I’m not exactly an avid reader of the Daily Mail.

However, I was intrigued when someone showed me an article in the paper recently, in which a police commander advocated the eviction of social housing tenants whose kids were involved in gang violence.

I am very much of the view that social housing landlords should take a hard-line on criminality and anti-social behaviour, not least because doing so can help protect the victims of bad behaviour – more often than not, other social tenants.

However, there are plenty of practical and ethical challenges with this particular idea.

The practical challenges start with actually securing an eviction.

“Social housing landlords should take a hard-line on criminality and anti-social behaviour.”

While it may be possible to hold tenants responsible for actions of other household members, the threshold for eviction is likely to be very high.

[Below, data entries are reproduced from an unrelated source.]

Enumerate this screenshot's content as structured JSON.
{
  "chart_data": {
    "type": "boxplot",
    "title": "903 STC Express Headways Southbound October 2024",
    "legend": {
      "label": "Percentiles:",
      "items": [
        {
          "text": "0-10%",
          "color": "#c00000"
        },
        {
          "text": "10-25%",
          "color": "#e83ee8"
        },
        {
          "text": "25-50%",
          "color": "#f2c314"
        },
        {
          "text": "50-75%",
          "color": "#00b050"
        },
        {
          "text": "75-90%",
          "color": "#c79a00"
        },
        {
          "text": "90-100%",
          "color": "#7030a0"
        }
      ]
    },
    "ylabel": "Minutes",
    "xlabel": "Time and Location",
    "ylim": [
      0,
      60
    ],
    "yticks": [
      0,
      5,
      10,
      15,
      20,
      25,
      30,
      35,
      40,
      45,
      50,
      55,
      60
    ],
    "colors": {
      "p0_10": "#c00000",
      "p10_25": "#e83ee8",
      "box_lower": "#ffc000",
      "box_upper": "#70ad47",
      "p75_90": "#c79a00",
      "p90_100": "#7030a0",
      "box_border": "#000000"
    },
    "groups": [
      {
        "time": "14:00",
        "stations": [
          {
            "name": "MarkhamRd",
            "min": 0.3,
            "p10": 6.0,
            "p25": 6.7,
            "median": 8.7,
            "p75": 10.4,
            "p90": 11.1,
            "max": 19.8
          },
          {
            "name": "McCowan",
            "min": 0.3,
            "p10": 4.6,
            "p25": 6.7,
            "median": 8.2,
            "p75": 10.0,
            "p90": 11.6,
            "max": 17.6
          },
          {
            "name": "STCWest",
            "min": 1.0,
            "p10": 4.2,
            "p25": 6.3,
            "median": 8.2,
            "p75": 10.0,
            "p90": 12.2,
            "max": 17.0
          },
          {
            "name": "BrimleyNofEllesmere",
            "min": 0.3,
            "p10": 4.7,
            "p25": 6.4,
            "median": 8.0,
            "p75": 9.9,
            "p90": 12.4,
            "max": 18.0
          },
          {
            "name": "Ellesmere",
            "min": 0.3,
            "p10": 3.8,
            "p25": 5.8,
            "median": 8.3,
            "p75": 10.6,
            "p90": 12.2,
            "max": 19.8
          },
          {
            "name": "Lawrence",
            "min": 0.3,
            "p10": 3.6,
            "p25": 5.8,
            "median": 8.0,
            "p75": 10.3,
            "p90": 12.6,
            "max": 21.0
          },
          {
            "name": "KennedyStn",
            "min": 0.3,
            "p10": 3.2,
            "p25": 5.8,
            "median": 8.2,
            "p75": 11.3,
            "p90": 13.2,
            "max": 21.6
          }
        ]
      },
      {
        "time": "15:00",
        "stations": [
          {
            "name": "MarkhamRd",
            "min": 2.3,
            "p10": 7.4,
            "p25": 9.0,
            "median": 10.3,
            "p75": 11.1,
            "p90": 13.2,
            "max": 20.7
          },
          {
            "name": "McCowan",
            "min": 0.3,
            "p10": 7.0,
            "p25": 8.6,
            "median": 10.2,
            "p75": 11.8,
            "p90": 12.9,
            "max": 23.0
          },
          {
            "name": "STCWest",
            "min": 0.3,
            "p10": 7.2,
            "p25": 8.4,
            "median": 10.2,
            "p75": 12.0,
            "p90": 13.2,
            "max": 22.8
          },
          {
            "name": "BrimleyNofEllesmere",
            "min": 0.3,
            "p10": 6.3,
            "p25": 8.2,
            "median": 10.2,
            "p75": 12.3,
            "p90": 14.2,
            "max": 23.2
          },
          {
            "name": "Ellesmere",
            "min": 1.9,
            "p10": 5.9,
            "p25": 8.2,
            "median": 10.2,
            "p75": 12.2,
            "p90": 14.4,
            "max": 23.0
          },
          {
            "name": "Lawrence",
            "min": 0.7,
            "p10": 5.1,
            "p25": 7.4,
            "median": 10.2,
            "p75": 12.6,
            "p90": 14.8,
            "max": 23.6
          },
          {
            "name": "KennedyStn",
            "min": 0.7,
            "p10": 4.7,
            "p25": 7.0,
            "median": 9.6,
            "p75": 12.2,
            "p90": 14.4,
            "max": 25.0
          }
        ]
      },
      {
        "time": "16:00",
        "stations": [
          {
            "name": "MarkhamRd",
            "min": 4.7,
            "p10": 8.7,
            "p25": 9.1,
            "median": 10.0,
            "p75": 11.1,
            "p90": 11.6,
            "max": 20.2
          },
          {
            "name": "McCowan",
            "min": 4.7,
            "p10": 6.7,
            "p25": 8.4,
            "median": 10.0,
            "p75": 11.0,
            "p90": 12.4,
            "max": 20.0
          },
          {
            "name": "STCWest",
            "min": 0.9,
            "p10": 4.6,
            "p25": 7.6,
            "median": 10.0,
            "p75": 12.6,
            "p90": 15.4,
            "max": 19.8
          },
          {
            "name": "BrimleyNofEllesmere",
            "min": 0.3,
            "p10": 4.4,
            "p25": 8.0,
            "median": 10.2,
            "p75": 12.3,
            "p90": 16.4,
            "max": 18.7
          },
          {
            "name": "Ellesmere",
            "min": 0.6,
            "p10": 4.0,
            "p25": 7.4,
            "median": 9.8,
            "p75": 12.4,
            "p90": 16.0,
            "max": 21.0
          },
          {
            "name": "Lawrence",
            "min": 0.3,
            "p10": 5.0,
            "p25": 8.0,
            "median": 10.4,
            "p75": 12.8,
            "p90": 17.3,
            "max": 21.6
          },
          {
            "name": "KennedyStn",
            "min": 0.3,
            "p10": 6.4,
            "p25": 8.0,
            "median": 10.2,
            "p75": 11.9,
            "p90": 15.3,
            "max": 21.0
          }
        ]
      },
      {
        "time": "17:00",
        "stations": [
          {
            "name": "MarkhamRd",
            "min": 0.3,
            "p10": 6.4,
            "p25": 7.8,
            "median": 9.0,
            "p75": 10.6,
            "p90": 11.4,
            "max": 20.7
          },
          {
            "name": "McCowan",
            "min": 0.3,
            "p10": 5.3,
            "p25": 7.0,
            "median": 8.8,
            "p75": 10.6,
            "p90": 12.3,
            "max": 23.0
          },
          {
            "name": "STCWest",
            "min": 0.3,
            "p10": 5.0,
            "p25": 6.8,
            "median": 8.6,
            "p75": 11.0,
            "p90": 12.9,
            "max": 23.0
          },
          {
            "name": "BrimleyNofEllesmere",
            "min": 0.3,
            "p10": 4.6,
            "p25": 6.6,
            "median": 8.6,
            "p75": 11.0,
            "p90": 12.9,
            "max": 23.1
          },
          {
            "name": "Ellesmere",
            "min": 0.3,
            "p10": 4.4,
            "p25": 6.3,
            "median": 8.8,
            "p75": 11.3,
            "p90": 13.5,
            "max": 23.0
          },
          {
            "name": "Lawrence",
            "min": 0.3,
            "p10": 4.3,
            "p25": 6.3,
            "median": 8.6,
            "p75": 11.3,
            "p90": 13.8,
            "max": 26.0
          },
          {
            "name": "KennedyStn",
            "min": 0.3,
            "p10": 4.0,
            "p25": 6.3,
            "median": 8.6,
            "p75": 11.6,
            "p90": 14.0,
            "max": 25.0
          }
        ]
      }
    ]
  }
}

A landlord would need to demonstrate that action was both reasonable and proportionate.

This would most likely entail demonstrating that the tenant had be given ample chance to engage with the relevant authorities, as well as the small matter of presenting enough evidence to persuade the court that, on the balance of probabilities, another member of the household was engaged in serious criminal activity.

Absent an existing criminal conviction, this would be far from straightforward, and it would almost certainly come at the end of a process which involved exploring other potential remedies, like the use of a civil injunction.

Given the time, complexity and risk with all of the above, it may well be that the threat of eviction is hard to back up in practice. That in turn creates a risk that the threat itself becomes less effective over time, and that the confidence of communities is lost in the process.

Even if an eviction did take place, there is a small matter of what happens next. As one of Paradigm’s anti-social behaviour experts put it, the Police might prefer to know where their usual suspects are rather than having them “in the wind”.

“It would be rough justice to evict a family that wants to do the right thing but is having trouble controlling one untoward teenager.”

The ethical dimension is also complex. If the parents of the alleged perpetrator simply refuse to engage, then perhaps we should have a little sympathy.

However, it would be rough justice to evict a family that wants to do the right thing but is having trouble controlling one untoward teenager.

There is plenty of scope for a grey area, and for the vulnerabilities of the tenant and/or other household members to become a factor.

So, perhaps unsurprisingly, my conclusion is that this proposal is not a panacea. Landlords may have a role in dealing with gang violence, but this will mean the careful use of a scalpel, not the application of a large sledgehammer – metaphorically, of course.

Like so many problems, this one is not quite as simple to solve as sections of the media might have us believe.